Cholesterol level was categorized into ‘no high cholesterol’ [< 200 mg/ deciliter (mg/dl)], ‘borderline elevated’ (200–239 mg/dl), ‘high cholesterol’ (≥240 mg/dl). Self-reported intake of cholesterol-lowering drugs were also included in the ‘high cholesterol’ group. HDL levels were categorized as low (< 40 mg/dl for men and < 50 mg/dl for women) and normal. CKD was defined as having an albumin-creatinine ratio ≥ 30 mg/gram (mg/g) or a glomerular filtration rate (GFR) < 60 ml/minute (ml/min) per 1.73 m2 (m2) [17]. Diabetes mellitus was defined as fasting plasma glucose ≥126 mg/dl or self-report of taking antidiabetic drugs.

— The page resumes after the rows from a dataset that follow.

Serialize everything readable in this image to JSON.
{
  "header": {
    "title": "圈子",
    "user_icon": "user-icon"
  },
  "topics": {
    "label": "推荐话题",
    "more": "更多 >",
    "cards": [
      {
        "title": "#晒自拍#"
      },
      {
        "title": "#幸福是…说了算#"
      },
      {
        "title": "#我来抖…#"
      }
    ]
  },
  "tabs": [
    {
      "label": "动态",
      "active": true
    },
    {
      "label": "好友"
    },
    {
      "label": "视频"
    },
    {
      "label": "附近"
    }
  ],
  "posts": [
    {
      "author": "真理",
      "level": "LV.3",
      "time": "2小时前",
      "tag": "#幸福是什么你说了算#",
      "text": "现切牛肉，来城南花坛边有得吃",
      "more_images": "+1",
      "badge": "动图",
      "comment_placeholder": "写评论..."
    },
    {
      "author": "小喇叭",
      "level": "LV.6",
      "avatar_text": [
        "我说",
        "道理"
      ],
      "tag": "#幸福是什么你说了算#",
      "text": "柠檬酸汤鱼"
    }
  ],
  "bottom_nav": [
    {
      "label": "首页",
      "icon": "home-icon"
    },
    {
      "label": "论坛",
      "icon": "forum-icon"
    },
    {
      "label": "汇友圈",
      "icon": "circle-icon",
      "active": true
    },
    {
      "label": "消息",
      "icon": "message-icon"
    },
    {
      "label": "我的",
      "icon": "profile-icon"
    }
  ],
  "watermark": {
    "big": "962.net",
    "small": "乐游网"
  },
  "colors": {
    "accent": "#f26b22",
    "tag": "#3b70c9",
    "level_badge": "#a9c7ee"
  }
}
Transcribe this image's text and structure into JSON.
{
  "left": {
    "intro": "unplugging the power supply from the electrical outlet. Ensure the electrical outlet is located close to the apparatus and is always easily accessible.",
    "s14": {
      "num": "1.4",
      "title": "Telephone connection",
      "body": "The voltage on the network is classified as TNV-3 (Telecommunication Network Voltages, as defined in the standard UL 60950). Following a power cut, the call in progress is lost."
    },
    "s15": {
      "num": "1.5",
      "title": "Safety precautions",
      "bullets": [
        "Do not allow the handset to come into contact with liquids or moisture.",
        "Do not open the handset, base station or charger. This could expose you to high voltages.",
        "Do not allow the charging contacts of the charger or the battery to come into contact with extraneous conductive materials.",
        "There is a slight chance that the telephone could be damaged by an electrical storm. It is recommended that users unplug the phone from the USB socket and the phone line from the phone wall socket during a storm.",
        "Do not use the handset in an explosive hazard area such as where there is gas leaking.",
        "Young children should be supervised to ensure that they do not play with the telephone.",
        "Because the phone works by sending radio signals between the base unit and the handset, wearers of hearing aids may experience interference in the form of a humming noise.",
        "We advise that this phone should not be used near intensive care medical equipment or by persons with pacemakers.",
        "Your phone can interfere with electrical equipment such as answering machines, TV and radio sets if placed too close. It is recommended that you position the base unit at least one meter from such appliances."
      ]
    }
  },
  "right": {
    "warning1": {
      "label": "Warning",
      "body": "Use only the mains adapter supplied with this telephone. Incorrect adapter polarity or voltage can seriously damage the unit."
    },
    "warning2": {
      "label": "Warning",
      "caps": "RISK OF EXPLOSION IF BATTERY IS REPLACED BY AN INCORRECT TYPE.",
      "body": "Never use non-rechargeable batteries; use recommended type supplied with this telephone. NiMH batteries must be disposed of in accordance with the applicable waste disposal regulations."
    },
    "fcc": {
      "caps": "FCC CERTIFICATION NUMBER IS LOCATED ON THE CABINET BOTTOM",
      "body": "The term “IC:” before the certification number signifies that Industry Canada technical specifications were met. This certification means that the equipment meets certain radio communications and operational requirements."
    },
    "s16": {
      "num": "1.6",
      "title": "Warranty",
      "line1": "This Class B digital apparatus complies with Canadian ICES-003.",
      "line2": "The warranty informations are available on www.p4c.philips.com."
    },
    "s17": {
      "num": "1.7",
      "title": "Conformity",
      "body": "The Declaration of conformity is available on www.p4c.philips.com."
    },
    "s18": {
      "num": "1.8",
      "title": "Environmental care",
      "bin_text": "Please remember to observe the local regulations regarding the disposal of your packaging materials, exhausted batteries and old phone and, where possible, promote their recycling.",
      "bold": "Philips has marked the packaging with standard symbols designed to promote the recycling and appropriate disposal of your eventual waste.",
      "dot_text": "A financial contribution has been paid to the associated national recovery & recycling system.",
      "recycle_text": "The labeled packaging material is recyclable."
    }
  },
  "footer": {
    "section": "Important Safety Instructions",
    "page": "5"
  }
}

Smoking status was dichotomized into yes and no. Participants were asked about the usual amount of time spent to perform moderate and vigorous aerobic recreational physical activity (PA) in a week. LTPA was calculated by summing the minutes spent to perform vigorous PA multiplied by two with the minutes spent to perform moderate PA. Aerobic LTPA was categorized into no (0 min/week), some (> 0 to < 150 min/week), and high (≥150 min/week) [5]. To increase sample size, the survey years were merged and categorized into 2007–2010, 2011–2014, and 2015–2018. Supplemental Table 1 describes study variables.
Statistical analysis
Descriptive analyses were carried out and the findings were presented in unweighted frequencies and weighted percentages. Then, bivariate analyses were carried out to observe the distribution of the covariates according to hypertension status and according to height quartiles. Also, the uncontrolled hypertension status among those who were taking blood pressure lowering drugs were presented, according to the distribution of the selected covariates. Additionally, the distribution of covariates across the height quartiles among those who were taking blood pressure lowering drugs was presented. In order to find out the association of height with hypertension prevalence and control, unadjusted and multivariable logistic regression analyses were conducted. The variables which yielded a p < 0.05 (which was considered enough to control residual confounding in the multivariable model) in the crude analysis were included in the multivariable logistic regression analyses [18]. Both crude odds ratios (CORs) and adjusted odds ratios (AORs) were reported with 95% confidence intervals (CIs). With separate logistic regression models, we also examined the interaction between age and height. Lastly, we ran three separate multiple linear regression model considering SBP, DBP, and PP as outcomes and height as the main predictor among the individuals with who reported that they were not taking any antihypertensive drugs. As the proportion of missing data was low (< 10%), we used complete case analysis approach to handle missing data. During the analyses, the mobile examination center (MEC) weights of NHANES was used. All the analyses were done using Stata 14.0 (College Station, Texas, USA).
Ethical approval
The National Center for Health Statistics approved the protocol for NHANES. Informed consent was taken from the participants before data collection. This study utilized NHANES data which are publicly available and de-identified, hence was deemed exempted from review by the institutions’ Institutional Review Board (IRB).